11. Il résulte de ce tout ce qui précède que l’arrêté attaqué ne porte pas une atteinte manifestement illégale à la liberté de manifester, au droit d’expression des idées et des opinions, à la liberté d’association, à la liberté de réunion ou à la liberté d’information. Dès lors, il y a lieu de rejeter les conclusions tendant à la suspension de son exécution
Sur les frais liés au litige :
12. Les dispositions de l’article L. 761-1 du code de justice administrative font obstacle à ce que soit mise à la charge de l’Etat, qui n’est pas la partie perdante à l’instance, la somme que M. B C, l’association le NPA L’Anticapitaliste et L’Union Syndicale SUD Solidaires 54 demandent au titre des frais exposés par eux et non compris dans les dépens.
O R D O N N E :
Article 1er : La requête est rejetée.
Article 2 : La présente ordonnance sera notifiée à M. B C, à l’association le NPA L’Anticapitaliste, à L’Union Syndicale SUD Solidaires 54 et au ministre d’Etat, ministre de l’intérieur.

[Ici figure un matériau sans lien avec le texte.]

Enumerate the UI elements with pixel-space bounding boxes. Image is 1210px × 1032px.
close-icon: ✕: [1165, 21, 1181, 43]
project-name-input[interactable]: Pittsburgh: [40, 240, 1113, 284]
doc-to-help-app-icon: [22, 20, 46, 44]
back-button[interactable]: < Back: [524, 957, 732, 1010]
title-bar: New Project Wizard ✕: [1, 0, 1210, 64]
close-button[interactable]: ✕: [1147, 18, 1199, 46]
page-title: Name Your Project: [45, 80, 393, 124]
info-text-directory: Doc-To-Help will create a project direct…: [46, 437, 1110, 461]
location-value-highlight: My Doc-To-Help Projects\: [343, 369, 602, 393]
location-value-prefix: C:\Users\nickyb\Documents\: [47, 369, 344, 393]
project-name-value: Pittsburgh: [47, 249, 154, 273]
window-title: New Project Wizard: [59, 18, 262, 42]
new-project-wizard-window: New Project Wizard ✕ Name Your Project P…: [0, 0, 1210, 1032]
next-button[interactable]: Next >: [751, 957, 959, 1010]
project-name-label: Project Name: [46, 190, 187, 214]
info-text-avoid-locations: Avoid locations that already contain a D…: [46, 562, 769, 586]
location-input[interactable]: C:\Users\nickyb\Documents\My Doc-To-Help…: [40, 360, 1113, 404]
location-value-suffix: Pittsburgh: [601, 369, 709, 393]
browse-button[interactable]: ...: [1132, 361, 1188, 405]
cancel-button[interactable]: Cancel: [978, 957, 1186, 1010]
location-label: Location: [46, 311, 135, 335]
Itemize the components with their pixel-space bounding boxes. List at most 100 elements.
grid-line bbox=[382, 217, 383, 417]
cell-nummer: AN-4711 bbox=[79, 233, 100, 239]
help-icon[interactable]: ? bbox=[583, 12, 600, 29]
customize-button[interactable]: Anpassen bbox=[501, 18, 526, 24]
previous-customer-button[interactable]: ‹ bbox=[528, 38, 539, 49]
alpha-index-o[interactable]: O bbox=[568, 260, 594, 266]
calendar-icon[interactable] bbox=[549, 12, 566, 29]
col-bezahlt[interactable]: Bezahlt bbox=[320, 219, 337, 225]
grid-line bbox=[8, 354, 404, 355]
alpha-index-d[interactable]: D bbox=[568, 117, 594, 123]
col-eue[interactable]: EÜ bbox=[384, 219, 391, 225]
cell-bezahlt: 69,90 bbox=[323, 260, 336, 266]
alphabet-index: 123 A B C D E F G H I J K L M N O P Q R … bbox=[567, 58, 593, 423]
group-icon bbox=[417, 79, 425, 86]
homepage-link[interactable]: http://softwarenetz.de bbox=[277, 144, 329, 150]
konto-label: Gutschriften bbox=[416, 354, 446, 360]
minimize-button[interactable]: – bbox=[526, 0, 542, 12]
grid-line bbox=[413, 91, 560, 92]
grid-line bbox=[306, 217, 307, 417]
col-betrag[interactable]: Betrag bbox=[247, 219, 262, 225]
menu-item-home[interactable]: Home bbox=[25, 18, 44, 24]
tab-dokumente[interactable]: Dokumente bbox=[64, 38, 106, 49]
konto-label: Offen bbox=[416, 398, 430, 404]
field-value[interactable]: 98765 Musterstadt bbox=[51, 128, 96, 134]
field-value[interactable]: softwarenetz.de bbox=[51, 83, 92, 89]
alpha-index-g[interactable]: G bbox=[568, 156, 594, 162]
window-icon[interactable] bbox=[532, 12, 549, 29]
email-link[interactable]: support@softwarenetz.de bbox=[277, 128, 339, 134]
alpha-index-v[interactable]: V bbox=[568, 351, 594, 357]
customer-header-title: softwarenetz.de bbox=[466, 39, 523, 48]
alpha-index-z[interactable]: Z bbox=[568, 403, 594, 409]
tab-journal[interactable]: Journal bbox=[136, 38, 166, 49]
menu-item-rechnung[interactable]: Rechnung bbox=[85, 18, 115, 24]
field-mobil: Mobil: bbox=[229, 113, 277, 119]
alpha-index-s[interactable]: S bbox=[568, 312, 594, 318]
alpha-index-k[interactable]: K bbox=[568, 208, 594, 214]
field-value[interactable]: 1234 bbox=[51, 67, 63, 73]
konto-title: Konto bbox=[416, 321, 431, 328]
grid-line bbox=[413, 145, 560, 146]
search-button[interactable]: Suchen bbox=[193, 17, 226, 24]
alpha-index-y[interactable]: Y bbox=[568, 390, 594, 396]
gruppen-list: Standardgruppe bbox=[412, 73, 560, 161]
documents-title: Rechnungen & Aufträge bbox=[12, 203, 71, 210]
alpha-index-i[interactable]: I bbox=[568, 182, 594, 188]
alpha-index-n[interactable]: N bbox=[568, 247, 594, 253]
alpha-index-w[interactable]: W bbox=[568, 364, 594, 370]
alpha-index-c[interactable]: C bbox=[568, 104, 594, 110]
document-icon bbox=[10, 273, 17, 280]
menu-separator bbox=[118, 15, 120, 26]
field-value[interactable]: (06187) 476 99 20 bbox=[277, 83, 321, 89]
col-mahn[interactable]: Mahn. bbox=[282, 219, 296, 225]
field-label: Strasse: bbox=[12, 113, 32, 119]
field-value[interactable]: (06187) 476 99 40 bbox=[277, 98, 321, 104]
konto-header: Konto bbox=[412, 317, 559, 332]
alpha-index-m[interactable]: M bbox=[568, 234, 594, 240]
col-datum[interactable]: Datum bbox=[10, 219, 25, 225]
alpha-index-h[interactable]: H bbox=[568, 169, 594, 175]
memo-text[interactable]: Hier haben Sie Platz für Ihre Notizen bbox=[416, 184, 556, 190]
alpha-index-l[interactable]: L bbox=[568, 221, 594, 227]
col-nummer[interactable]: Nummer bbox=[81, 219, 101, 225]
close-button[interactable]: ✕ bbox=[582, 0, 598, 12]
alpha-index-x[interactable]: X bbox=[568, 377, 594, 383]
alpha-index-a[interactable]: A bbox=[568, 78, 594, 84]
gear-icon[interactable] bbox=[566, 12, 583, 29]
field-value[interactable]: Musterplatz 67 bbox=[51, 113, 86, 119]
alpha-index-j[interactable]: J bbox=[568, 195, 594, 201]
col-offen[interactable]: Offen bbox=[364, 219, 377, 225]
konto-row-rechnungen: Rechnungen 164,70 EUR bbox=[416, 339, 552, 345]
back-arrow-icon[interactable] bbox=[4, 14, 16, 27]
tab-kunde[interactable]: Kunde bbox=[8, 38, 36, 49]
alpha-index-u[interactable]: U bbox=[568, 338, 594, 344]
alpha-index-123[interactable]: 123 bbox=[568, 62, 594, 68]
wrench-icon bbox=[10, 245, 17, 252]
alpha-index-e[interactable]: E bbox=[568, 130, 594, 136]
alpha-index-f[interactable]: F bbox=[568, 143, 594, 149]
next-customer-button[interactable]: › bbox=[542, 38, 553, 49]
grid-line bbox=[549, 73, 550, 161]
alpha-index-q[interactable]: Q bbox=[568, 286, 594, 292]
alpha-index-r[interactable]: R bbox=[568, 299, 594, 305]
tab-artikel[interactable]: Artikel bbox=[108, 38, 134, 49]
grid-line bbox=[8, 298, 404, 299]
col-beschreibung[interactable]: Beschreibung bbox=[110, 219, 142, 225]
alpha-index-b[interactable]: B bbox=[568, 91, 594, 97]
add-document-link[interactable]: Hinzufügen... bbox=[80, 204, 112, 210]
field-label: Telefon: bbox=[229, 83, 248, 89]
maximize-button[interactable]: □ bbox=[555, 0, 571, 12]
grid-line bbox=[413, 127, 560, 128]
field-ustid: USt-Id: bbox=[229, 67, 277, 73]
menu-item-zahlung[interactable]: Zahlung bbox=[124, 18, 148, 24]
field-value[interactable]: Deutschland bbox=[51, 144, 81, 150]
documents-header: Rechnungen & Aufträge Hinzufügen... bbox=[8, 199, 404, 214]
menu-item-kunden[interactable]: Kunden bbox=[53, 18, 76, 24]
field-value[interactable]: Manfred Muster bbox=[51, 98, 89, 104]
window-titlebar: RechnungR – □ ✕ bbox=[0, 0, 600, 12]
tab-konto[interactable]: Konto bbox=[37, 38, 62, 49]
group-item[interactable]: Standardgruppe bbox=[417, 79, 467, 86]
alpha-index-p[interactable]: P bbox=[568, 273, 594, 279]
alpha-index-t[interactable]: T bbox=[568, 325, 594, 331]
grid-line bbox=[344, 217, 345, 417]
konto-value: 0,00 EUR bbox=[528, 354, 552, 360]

Copie en sera communiquée, pour information, à la préfète de Meurthe-et-Moselle et à Me Sgro.
Fait à Nancy, le 4 janvier 2025.
Le juge des référés,
J.-F Goujon-Fischer
La République mande et ordonne au ministre de l’intérieur en ce qui le concerne et à tous commissaires de justice à ce requis en ce qui concerne les voies de droit commun contre les parties privées de pourvoir à l’exécution de la présente décision.